Les travailleurs accidentés et leurs organisations ont clairement indiqué que l'objectif de la CSPAAT sous Elizabeth Witmer est de soutirer des milliards $ du système de compensation pour alléger « le passif non financé », la soi-disant crise financière à long terme du système. Alors que le gouvernement dit que cela ne se fera pas sur le dos des travailleurs accidentés, les travailleurs rapportent qu'ils subissent déjà l'assaut de cette nouvelle orientation stratégique de la Commission.

En octobre 2012, ONIWG concluait dans son mémoire soumis au président, Jim Thomas, sur le réexamen des politiques d'indemnisation que la CSPAAT est en voie d'effectuer des coupures aux prestations des travailleurs accidentés. « Ces mesures d'austérité doivent cesser, déclare le Réseau dans le mémoire. Au lieu de cela, il semble que la CSPAAT va continuer à réduire les indemnités, cette fois par des changements de politiques basés sur l'avis de consultants privés de KPMG. Compte tenu des faits qui ont mené à cette révision de la politique, de nos préoccupations face aux motifs de la Commission pour faire le réexamen et des vastes coupures dans les indemnisations que la Commission a faites récemment, nous suggérons qu'aucun changement ne soit apporté à la politique sur la déficience permanente, sur l'aggravation et les récidives ».

Le Bureau des conseillers des travailleurs (BCT), l'agence du ministère du Travail qui représente les travailleurs qui ne sont pas syndiqués et leurs survivants, rapporte dans son document de consultation qu'il a observé dans son travail auprès des travailleurs accidentés que la CSPAAT a déjà commencé en pratique à mettre les changements en oeuvre même si les politiques qui s'y rapportent n'ont pas encore été modifiées.

Le réexamen de la politique d'indemnisation de la CSPAAT montre que les travailleurs accidentés et la classe ouvrière dans son ensemble doivent prendre une position politique à la défense de leurs droits et des droits de tous. Les travailleurs accidentés ont droit à une indemnisation pleine et équitable. Il s'agit d'un principe fondamental de justice.

Les travailleurs accidentés sont passés à l'action pour demander justice lors d'élections partielles comme celle de Kitchener-Waterloo en 2012, suite à la nomination par le gouvernement libéral de la député conservatrice Elizabeth Witmer (qui a quitté son siège dans la circonscription) au poste de présidente de la CSPAAT. Avec le soutien de la classe ouvrière ainsi que des enseignants et des travailleurs de l'éducation, ils ont mobilisé avec succès les électeurs pour vaincre à la fois les libéraux et les conservateurs dans la circonscription.

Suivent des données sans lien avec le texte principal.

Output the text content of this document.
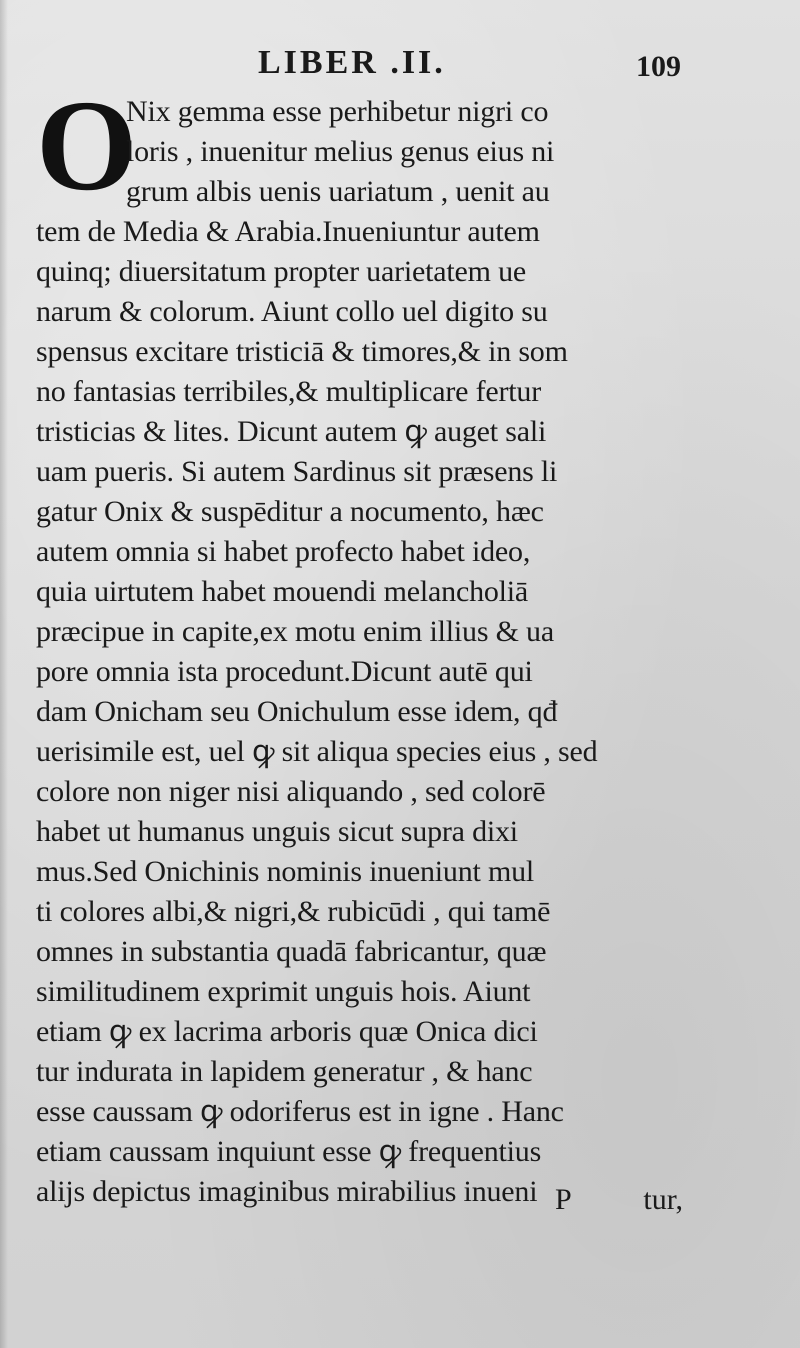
LIBER .II.	109
O
Nix gemma esse perhibetur nigri co
loris , inuenitur melius genus eius ni
grum albis uenis uariatum , uenit au
tem de Media & Arabia.Inueniuntur autem
quinq; diuersitatum propter uarietatem ue
narum & colorum. Aiunt collo uel digito su
spensus excitare tristiciā & timores,& in som
no fantasias terribiles,& multiplicare fertur
tristicias & lites. Dicunt autem ꝙ auget sali
uam pueris. Si autem Sardinus sit præsens li
gatur Onix & suspēditur a nocumento, hæc
autem omnia si habet profecto habet ideo,
quia uirtutem habet mouendi melancholiā
præcipue in capite,ex motu enim illius & ua
pore omnia ista procedunt.Dicunt autē qui
dam Onicham seu Onichulum esse idem, qđ
uerisimile est, uel ꝙ sit aliqua species eius , sed
colore non niger nisi aliquando , sed colorē
habet ut humanus unguis sicut supra dixi
mus.Sed Onichinis nominis inueniunt mul
ti colores albi,& nigri,& rubicūdi , qui tamē
omnes in substantia quadā fabricantur, quæ
similitudinem exprimit unguis hois. Aiunt
etiam ꝙ ex lacrima arboris quæ Onica dici
tur indurata in lapidem generatur , & hanc
esse caussam ꝙ odoriferus est in igne . Hanc
etiam caussam inquiunt esse ꝙ frequentius
alijs depictus imaginibus mirabilius inueni P tur,
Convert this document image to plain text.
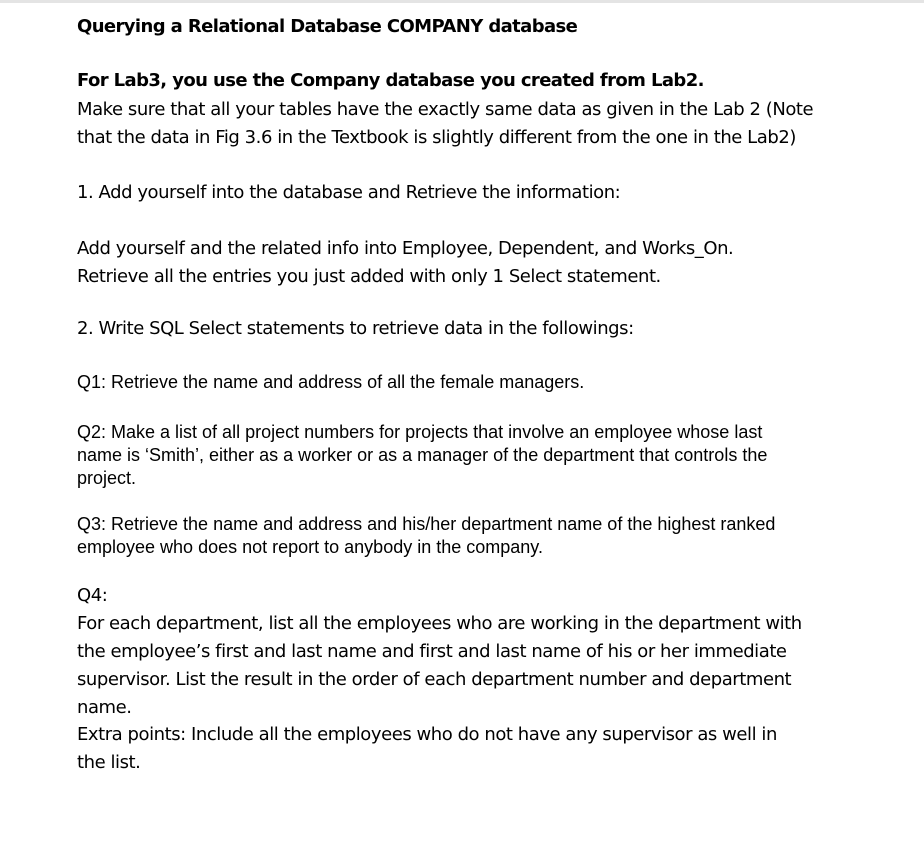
Querying a Relational Database COMPANY database

For Lab3, you use the Company database you created from Lab2.

Make sure that all your tables have the exactly same data as given in the Lab 2 (Note

that the data in Fig 3.6 in the Textbook is slightly different from the one in the Lab2)

1. Add yourself into the database and Retrieve the information:

Add yourself and the related info into Employee, Dependent, and Works_On.

Retrieve all the entries you just added with only 1 Select statement.

2. Write SQL Select statements to retrieve data in the followings:

Q1: Retrieve the name and address of all the female managers.

Q2: Make a list of all project numbers for projects that involve an employee whose last

name is ‘Smith’, either as a worker or as a manager of the department that controls the

project.

Q3: Retrieve the name and address and his/her department name of the highest ranked

employee who does not report to anybody in the company.

Q4:

For each department, list all the employees who are working in the department with

the employee’s first and last name and first and last name of his or her immediate

supervisor. List the result in the order of each department number and department

name.

Extra points: Include all the employees who do not have any supervisor as well in

the list.
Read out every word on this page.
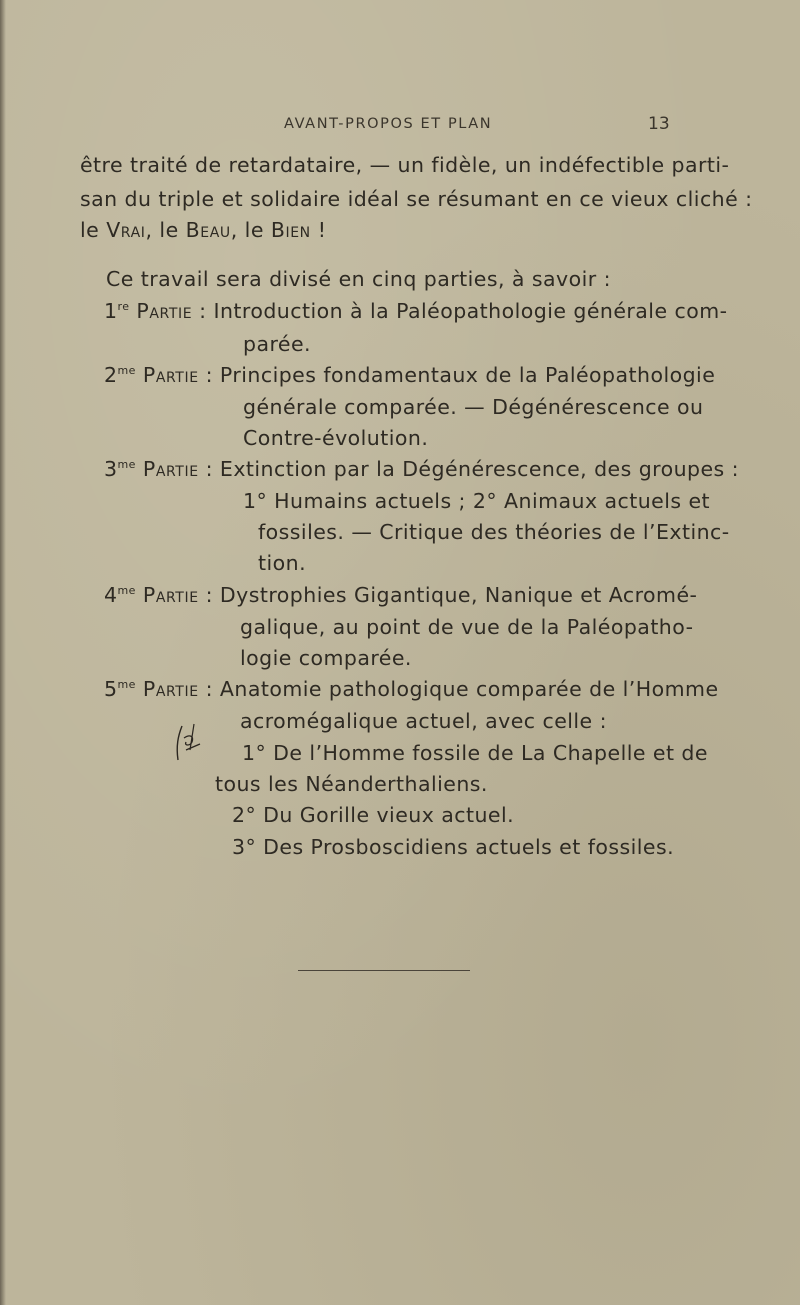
AVANT-PROPOS ET PLAN	13
être traité de retardataire, — un fidèle, un indéfectible parti-
san du triple et solidaire idéal se résumant en ce vieux cliché :
le Vrai, le Beau, le Bien !
Ce travail sera divisé en cinq parties, à savoir :
1re Partie : Introduction à la Paléopathologie générale com-
parée.
$2^{me}$ Partie : Principes fondamentaux de la Paléopathologie
générale comparée. — Dégénérescence ou
Contre-évolution.
$3^{me}$ Partie : Extinction par la Dégénérescence, des groupes :
1° Humains actuels ; 2° Animaux actuels et
fossiles. — Critique des théories de l’Extinc-
tion.
$4^{me}$ Partie : Dystrophies Gigantique, Nanique et Acromé-
galique, au point de vue de la Paléopatho-
logie comparée.
$5^{me}$ Partie : Anatomie pathologique comparée de l’Homme
acromégalique actuel, avec celle :
1° De l’Homme fossile de La Chapelle et de
tous les Néanderthaliens.
2° Du Gorille vieux actuel.
3° Des Prosboscidiens actuels et fossiles.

Une autre occasion se présente maintenant avec les prochaines élections partielles de Niagara Falls et Thornhill, l'occasion de se dresser à la défense des droits et de vaincre libéraux et conservateurs et leur programme d'austérité, dont une des composantes est un assaut contre les droits et la dignité des travailleurs accidentés dans le cadre des attaques antisociales contre tous les travailleurs et le peuple. Il faut demander des comptes aux politiciens et au gouvernement en s'opposant à la direction que prend la CSPAAT pour tenter de justifier de nouvelles attaques contre les travailleurs accidentés et leurs familles en Ontario.